Réseau radio du futur : une transition qui risque de coûter cher aux collectivités
Par Lucile Bonnin
C’est en octobre 2022 que le ministère de l’intérieur a annoncé le remplacement du réseau radio Infrastructure nationale partageable des transmissions (INPT), par le Réseau Radio du Futur (RRF).
Cette évolution répond à un besoin impérieux de renouveler les technologies : « Aujourd'hui, les policiers, les gendarmes, les sapeurs-pompiers, les médecins du SAMU utilisent des équipements radio conçus au début des années 1990 (…) qui ne permettent pas la transmission d'importantes quantités de données ou d'images en temps réel depuis le terrain, peut-on lire sur le site du ministère de l'Intérieur. Avec le RRF, la France va se doter d'un réseau de communication très haut débit (4G puis 5G) commun à l'ensemble des acteurs de la sécurité et du secours, leur permettant de communiquer instantanément les uns avec les autres en bénéficiant de nouvelles fonctionnalités : appels vidéo, partage de position en direct, envoi d'électrocardiogrammes etc. » Le lancement du RRF est prévu pour avril 2025.
L’enjeu est donc désormais de réussir cette transition et d’assurer la continuité des communications radioélectriques. C’est dans ce contexte qu’a été publié hier un arrêté « modifiant l'arrêté du 25 juin 1980 modifié portant approbation des dispositions générales du règlement de sécurité contre les risques d'incendie et de panique dans les établissements recevant du public (ERP) » .
Concrètement, l’arrêté précise que les services publics qui concourent aux missions de sécurité civile doivent être assurés de la continuité de leurs moyens de communications radioélectriques en tout point, notamment souterrain, des ERP du 1er groupe (ERP des 1ère, 2ème, 3ème et 4ème catégories) et des parcs de stationnement couverts, disposant de plus d'un niveau de sous-sol.
Évolution réglementaire
La garantie d'une couverture radioélectrique très haut débit répondant aux exigences du Réseau Radio du Futur (RRF) peut passer « soit par la présence d'une couverture 4G de niveau suffisant, soit par la mise en œuvre de solutions de DAS, de réseau privé, de Wifi ou de répéteurs 4G ».

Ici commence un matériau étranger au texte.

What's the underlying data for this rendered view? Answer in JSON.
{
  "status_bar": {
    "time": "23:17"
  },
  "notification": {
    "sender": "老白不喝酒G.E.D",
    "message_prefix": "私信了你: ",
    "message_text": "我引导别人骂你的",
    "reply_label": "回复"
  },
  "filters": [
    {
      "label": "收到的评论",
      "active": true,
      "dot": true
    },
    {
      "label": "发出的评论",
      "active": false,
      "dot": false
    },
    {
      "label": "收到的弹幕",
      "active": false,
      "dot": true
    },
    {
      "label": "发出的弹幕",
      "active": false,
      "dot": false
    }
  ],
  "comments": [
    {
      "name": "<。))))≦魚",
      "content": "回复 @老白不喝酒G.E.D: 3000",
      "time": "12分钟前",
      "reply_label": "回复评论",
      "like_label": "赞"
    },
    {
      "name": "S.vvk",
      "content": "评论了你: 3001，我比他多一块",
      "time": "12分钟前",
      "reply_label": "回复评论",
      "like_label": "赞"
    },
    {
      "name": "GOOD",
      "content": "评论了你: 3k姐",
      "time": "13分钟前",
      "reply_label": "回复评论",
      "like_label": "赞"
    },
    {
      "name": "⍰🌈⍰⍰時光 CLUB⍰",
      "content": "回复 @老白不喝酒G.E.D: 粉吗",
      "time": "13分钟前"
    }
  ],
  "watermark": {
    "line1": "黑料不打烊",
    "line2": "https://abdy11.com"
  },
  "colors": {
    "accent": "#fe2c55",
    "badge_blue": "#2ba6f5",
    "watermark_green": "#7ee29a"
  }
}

Comme le résume l’Agence des communications mobiles opérationnelles de sécurité et de secours (ACMOSS) – qui pilote le RRF –, « les exploitants des ERP concernés pourront mettre en œuvre des solutions dédiées s’adossant avec les solutions mises en œuvre pour le grand public : parmi les solutions possibles, les réseaux d’antennes distribuées, ou « Distributed Antenna System » (DAS), permettent d’améliorer la couverture mobile grâce à des installations situées à l’intérieur du bâtiment ». Aussi, « si une telle solution est déjà présente dans l’ERP, seules les vérifications et, le cas échéant, le renforcement de la couverture dans certaines zones (non accessibles au public) pourraient être réalisés. »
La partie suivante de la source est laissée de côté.